4) Une épidémie ravage alors le peuple, qui cesse grâce à l’intervention d’Aaron, muni de la Qetoret. 14.700 personnes auront péri suite à ce fléau. Rabbi Israël Abouhatsera, plus connu sous le nom de Baba Salé (2), propose un commentaire sur le verset 13 de cette montée, qui gagne à être connu. « Il (Aaron) s’interposa entre les morts et les vivants, et la mortalité s’arrêta ». Il s’agit ici de l’argument dont usa Aaron pour apaiser la colère divine. Tant qu’un homme est vivant, il peut, à n’importe quel moment faire Téchouva (« se repentir »), même si, présentement, il se conduit mal. Au nom de ce futur possible, accorde-lui ta mansuétude !
5) Afin d’affirmer à nouveau que le choix d’Aaron pour la prêtrise ne fut pas celui d’un homme, mais celui de Dieu, Moïse s’en remet à un miracle (moins violent, je vous rassure) : tous les chefs de tribus et Aaron, disposeront des bâtons comportant le nom de chacun (3), dans le sanctuaire. Le bâton qui fleurira le lendemain sera l’élu pour la prêtrise. Seul le bâton d’Aaron fleurit, donnant même des amandes.
6) L’on apprend que les prêtres et les lévites devaient empêcher les enfants d’Israël de s’approcher du sanctuaire, risquant la mort. « Taxes » (4) des Cohanim prélevées sur les sacrifices des béné Israël, dont les premiers-nés (voir « Etincelles de mémoire »). En contrepartie, les prêtres n’auront pas d’héritage territorial avec les autres tribus.
7) Dîme au profit des léviim, qui, comme les prêtres, n’ont pas de patrimoine foncier. Les lévites devaient rétrocéder une dîme aux prêtres.
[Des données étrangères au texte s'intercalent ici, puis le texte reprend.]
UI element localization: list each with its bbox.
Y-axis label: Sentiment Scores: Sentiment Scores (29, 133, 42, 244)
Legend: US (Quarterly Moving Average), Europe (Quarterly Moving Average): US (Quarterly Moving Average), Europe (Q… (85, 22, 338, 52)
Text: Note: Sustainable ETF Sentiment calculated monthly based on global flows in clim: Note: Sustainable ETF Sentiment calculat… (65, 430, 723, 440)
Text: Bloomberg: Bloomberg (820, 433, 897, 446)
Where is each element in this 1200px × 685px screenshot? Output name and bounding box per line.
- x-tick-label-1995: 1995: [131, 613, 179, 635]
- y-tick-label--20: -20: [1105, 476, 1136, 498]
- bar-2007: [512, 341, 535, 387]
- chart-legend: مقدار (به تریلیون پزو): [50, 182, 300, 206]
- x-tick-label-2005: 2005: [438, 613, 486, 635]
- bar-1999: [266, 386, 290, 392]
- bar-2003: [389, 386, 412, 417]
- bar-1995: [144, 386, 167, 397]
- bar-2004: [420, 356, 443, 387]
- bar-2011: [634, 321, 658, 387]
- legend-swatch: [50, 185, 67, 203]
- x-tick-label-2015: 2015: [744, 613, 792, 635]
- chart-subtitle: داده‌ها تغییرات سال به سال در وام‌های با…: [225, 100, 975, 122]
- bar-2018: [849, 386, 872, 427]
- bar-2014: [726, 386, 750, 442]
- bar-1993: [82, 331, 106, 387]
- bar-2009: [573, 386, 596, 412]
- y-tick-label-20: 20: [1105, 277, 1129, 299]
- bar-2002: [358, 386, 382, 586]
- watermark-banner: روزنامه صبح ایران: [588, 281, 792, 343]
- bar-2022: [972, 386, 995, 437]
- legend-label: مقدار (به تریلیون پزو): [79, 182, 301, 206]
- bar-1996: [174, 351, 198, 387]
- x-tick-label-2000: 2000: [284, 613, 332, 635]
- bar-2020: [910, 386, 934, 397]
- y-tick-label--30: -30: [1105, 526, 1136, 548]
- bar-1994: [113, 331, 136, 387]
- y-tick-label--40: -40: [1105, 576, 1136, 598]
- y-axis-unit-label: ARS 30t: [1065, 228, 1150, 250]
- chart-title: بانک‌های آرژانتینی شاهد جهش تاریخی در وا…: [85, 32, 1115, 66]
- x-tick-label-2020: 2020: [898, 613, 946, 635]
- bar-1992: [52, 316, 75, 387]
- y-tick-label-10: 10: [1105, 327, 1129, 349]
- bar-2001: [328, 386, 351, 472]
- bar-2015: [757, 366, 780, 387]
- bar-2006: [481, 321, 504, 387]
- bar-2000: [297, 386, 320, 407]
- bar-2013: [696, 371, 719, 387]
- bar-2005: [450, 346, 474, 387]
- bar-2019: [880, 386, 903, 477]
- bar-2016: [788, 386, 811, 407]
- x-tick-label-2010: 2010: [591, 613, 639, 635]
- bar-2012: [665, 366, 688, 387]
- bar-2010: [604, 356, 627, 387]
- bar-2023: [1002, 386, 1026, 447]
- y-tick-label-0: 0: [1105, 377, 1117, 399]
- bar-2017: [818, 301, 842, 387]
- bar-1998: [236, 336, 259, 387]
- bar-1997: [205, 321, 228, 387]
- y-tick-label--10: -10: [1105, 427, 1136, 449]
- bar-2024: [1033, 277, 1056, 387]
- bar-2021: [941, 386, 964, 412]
La Haftara corrélée à la Paracha :
Comme Moïse face à l’assemblée de Qora’h, le prophète Samuel, qui investit le premier roi d’Israël, Saül (Shaoul), se prévaut de la probité dont il fit preuve durant son sacerdoce au service du peuple, agissant dans un bénévolat absolu. Samuel approche alors du terme de son existence, et répond à la demande du peuple qui réclamait un roi. Nous sommes vers l’an -1030.
L’énigme de la Paracha :
Un personnage, cité nommément comme associé de Qora’h, dans le premier verset de notre section, On fils de Pelete, a disparu dans la suite du récit, et n’a donc pas, vraisemblablement, connu le sort de Qora’h et de ses complices. Pourquoi et comment ?
Etincelles de mémoire :
– Le commandement du « rachat des premiers-nés », au prix de cinq sicles d’argent, se pratique toujours, incombant au père non Cohen ni Lévi, d’un premier-né mâle, « à partir de l’âge d’un mois » (sixième montée). De nombreuses conditions doivent être réunies pour que ce rachat s’impose. Le repas qui suit l’accomplissement de cette mitsva, a, lui aussi, un caractère de mitsva, et est aussi important que le repas qui suit une circoncision. Si ce rachat n’a pas été réalisé dans le délai d’un mois échu, il faut le réaliser le plus rapidement possible, durant sa vie, jusqu’à sa mort. Rappelons que tout premier-né mâle appartient à Dieu, tant qu’il n’a pas été racheté à un Cohen, par son père, parce que Dieu épargna en Egypte les premiers-nés mâles hébreux, lorsqu’il décima les premiers-nés égyptiens lors de la plaie dite « des premiers-nés ». A compter de ce jour, en gage de reconnaissance à Dieu, qui, s’il avait agi selon une justice intransigeante, aurait du tuer également les premiers-nés de son peuple, assimilés aux égyptiens, le père doit racheter son fils premier-né à Dieu, en la personne de son « représentant » sur terre, le Cohen.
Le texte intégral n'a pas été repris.